Kedekatan itu berlanjut saat masa transisi pemerintahan otoriter Soeharto ke era reformasi. Di kabinet Presiden Soeharto dan Wakil Presiden BJ Habibie, Muladi menjabat Menteri Kehakiman. Jimly sendiri diangkat sebagai asisten wapres bidang kesejahteraan masyarakat. Kemudian, rezim Soeharto turun, dan digantikan dengan era reformasi. Muladi masih menjabat Menteri Kehakiman, sedangkan Jimly sebagai ketua tim reformasi hukum Presiden Habibie. Karena masa transisi pemerintahan, dibutuhkan perubahan cepat terhadap banyak regulasi. Akhirnya, tim hukum presiden bersama Menteri Kehakiman banyak menghasilkan peraturan baru. Jimly menyebut saat itu terbentuk sekitar 67 UU baru. Karena banyaknya pekerjaan itu, tim bekerja keras, bahkan sampai lupa istirahat.
”Di situ saya mengenal Pak Muladi sebagai sosok yang kerjanya gesit, trengginas.
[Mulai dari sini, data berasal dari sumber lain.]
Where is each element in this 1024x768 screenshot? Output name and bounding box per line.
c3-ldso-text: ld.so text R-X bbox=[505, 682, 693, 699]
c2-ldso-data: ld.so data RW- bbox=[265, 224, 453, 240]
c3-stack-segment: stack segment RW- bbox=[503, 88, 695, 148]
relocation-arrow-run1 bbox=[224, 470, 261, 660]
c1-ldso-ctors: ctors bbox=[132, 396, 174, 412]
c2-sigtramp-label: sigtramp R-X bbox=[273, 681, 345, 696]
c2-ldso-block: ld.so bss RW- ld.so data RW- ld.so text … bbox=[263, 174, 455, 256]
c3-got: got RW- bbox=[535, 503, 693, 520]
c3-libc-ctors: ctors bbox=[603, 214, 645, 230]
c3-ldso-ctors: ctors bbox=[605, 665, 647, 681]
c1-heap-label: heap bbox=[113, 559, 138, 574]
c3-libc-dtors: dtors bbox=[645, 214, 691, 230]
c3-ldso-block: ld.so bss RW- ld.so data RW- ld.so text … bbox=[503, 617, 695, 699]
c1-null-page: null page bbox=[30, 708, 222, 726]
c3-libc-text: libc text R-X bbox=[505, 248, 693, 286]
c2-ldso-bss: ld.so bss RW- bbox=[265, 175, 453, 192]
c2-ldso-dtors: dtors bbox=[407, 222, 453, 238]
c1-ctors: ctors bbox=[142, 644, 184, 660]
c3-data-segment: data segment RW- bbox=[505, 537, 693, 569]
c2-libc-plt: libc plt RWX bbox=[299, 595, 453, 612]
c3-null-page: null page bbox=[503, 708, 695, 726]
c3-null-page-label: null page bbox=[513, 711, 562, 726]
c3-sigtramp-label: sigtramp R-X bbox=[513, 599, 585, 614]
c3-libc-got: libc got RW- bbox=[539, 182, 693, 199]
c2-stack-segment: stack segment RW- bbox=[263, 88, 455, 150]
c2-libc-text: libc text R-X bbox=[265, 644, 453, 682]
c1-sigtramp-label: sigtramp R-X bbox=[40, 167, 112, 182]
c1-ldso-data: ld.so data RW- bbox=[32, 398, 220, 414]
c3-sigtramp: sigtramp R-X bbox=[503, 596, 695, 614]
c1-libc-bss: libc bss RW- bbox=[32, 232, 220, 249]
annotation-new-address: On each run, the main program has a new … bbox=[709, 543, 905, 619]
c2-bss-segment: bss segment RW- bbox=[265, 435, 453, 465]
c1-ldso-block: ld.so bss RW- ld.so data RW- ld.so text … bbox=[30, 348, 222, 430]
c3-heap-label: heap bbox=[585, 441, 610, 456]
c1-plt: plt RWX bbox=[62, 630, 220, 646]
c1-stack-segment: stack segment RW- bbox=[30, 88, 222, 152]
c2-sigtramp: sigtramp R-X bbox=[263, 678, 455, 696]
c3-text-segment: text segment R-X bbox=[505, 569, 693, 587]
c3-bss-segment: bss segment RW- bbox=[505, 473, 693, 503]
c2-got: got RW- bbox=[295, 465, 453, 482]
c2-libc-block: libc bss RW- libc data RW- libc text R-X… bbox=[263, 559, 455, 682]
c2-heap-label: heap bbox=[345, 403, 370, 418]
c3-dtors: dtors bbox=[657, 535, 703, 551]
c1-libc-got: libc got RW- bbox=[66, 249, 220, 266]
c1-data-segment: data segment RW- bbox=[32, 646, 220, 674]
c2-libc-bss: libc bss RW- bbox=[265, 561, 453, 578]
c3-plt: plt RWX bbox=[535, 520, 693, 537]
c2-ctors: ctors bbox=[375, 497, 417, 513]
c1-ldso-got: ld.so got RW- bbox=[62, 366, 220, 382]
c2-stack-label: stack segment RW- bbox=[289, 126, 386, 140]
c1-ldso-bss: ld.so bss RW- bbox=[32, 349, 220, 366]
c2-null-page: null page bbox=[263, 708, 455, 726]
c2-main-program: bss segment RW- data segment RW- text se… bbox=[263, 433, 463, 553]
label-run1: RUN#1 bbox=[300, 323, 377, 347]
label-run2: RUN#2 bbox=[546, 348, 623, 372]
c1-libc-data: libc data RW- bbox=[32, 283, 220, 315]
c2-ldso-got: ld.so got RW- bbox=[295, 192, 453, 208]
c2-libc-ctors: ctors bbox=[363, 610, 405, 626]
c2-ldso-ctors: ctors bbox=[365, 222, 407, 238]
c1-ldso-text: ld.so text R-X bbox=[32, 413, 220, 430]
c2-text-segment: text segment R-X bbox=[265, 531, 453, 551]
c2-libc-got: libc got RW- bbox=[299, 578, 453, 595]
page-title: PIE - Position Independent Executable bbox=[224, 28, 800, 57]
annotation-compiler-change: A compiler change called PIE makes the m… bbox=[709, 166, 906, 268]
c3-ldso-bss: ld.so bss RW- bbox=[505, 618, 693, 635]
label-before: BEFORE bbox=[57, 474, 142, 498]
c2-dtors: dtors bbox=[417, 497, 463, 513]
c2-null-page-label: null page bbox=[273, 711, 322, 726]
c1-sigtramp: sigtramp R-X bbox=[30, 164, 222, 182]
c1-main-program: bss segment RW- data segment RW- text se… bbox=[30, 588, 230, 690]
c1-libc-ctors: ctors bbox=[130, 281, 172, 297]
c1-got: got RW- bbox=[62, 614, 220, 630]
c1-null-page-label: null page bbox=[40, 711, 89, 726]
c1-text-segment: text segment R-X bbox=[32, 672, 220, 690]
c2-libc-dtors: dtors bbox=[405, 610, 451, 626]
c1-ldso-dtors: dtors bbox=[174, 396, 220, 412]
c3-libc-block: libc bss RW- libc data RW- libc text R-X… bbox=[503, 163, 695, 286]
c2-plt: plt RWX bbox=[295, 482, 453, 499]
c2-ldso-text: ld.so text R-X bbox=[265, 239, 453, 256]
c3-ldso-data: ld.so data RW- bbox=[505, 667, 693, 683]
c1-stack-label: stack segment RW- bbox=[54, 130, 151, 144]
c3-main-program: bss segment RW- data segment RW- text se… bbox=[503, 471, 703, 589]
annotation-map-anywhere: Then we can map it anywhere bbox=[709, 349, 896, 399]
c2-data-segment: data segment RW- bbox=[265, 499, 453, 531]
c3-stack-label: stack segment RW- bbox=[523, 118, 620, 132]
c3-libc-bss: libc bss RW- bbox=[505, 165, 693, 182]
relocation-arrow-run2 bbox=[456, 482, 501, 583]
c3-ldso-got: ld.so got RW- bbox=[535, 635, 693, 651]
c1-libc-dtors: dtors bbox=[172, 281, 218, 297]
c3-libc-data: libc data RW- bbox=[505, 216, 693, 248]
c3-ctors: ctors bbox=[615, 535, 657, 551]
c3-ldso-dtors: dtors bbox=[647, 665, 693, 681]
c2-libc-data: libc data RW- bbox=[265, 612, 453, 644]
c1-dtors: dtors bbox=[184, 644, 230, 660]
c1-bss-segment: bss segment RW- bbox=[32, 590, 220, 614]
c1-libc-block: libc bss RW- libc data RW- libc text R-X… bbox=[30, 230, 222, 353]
Urusan yang membutuhkan kecepatan bisa beliau kerjakan dengan cekatan,” kata Jimly.
Karena jabatan Menteri Kehakiman ada di tangan Muladi, ide-ide progresif dapat direalisasikan dengan singkat. Itu karena etos kerjanya yang cepat dan tuntas.
Menurut Jimly, situasi di masa transisi sistem pemerintahan membuat pemerintah harus melakukan pembenahan sistemis dengan cepat. Selain itu, pemerintah juga harus dapat menyerap pesan moral dan aspirasi reformasi. Oleh karena itu, keputusan yang dibuat pun harus cepat untuk mengisi kekosongan hukum baik untuk penataan sistem politik, ekonomi, maupun hukum nasional. Karena jabatan Menteri Kehakiman ada di tangan Muladi, ide-ide progresif dapat direalisasikan dengan singkat. Itu karena etos kerjanya yang cepat dan tuntas.
Jimly juga mengenang sosok Muladi sebagai seorang ahli hukum yang kaya akan pengalaman sehingga sosoknya tidak kering dengan teori-teori hukum saja. Pengalamannya yang banyak saat menjadi menteri dan hakim membuatnya menjadi sosok yang mengayomi. Bahkan, saat terjadi silang pendapat saat berdiskusi, Muladi dapat menjembatani dengan argumen dan pengalamannya.
Kepergian Muladi membuat bangsa ini kehilangan sosok begawan hukum yang mumpuni. Tak banyak sosok ahli hukum yang memiliki banyak pengalaman di cabang kekuasaan seperti Muladi. Namun, Jimly juga bersedih karena di akhir hayatnya, Muladi tidak dapat dimakamkan di Taman Makam Pahlawan Kalibata, Jakarta. Muladi akan dimakamkan di Semarang atas permintaan keluarga. Selain itu, juga karena ada aturan bahwa jenazah yang dinyatakan meninggal karena Covid-19 tidak boleh dimakamkan di Taman Makam Pahlawan Kalibata, Jakarta.